USA wyślą do Japonii dwa dodatkowe niszczyciele wyposażone w system AEGIS BMD, mogące zwalczać pociski balistyczne. - Okręty mają zwiększyć bezpieczeństwo sojuszniczego kraju w obliczu zagrożenia ze strony Korei Płn. - powiedział amerykański minister obrony Chuck Hagel.
Odwiedzający Japonię Hagel powiedział na konferencji prasowej, poprzedzającej jego spotkanie z japońskim ministrem obrony Itsunorim Onoderą, że okręty zostaną rozmieszczone do 2017 roku.
W ocenie amerykańskiego ministra Korea Północna stwarza zagrożenie dla całego regionu swoimi "prowokacyjnymi i destabilizującymi działaniami". W związku z tym Stany Zjednoczone muszą zapewnić Japonii, jako sojusznikowi, bezpieczeństwo.
Pływająca tarcza
W piątek władze w Pjongjangu groziły, że świat musi "poczekać, aż zobaczy" jej nową próbę nuklearną. 26 marca Korea Północna wystrzeliła dwa pociski balistyczne średniego zasięgu Rodong na Morze Japońskie. Był to pierwszy test rakiet o takim zasięgu od czterech lat, a nastąpił on po przeprowadzonej w ciągu poprzednich dwóch miesięcy serii startów pocisków balistycznych krótkiego zasięgu. W odpowiedzi na działania Korei Północnej japońskie ministerstwo obrony wydało w sobotę rozkaz, na mocy którego nakazało niszczenie wszelkich pocisków balistycznych wystrzelonych znad Korei Północnej. Misję powierzono japońskiej flocie, która na swoim wyposażeniu również posiada niszczyciele z systemem AEGIS BMD.

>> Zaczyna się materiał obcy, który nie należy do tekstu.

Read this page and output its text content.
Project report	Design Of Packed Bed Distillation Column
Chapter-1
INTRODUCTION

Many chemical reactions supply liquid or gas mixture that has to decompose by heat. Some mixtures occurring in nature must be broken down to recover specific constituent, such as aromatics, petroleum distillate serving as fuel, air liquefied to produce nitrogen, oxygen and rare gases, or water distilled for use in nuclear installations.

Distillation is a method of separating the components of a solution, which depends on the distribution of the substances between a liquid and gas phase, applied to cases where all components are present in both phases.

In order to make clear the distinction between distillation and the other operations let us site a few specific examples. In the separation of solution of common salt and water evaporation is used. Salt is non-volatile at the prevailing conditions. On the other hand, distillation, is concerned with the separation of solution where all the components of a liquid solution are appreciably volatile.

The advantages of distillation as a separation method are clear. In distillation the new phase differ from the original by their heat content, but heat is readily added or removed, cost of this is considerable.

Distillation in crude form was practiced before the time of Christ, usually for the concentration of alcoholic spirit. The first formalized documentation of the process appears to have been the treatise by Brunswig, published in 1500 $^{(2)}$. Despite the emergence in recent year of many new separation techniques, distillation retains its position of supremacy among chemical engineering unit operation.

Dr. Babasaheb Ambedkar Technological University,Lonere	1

Japońska obrona to cztery okręty typu Kongo, które są bardzo podobne do amerykańskich niszczycieli typu Arleigh Burke, a wręcz pod wieloma względami są ich kopią.
Obawa przed rakietami Korei Północnej
Do tej pory bezpieczeństwa Japonii broniło pięć amerykańskich niszczycieli wyposażonych w broń do zwalczania pocisków balistycznych. System AEGIS BMD jest połączeniem nowoczesnego radaru zdolnego śledzić rakietę odległą o kilkaset kilometrów, oraz specjalnie zmodyfikowanej rakiety przeciwlotniczej SM-3, które są w stanie przechwycić rakiety balistyczne krótkiego i średniego zasięgu.
Niszczyciele nie są tylko bronią defensywną. Na okrętach są też między innymi rakiety manewrujące Tomahawk o zasięgu ponad tysiąca kilometrów, które służą do ataków na cele lądowe.
Amerykanie zadeklarowali także, że do końca miesiąca do Japonii zaczną docierać samoloty bezzałogowe Global Hawk. Mają one pomóc w patrolowaniu spornych wysp na Morzu Wschodniochińskim, które są przedmiotem konfliktu między Tokio a władzami Chin. Hagel od soboty przebywa z oficjalną wizytą w Japonii. Amerykański minister obrony zapewnił w sobotę sojuszników z Tokio, że bezpieczeństwo Japonii jest dla USA bardzo ważne, a Waszyngton bardzo poważnie podchodzi do swoich zobowiązań sojuszniczych. W poniedziałek Hagel udaje się z wizytą do Chin, gdzie spędzi trzy dni.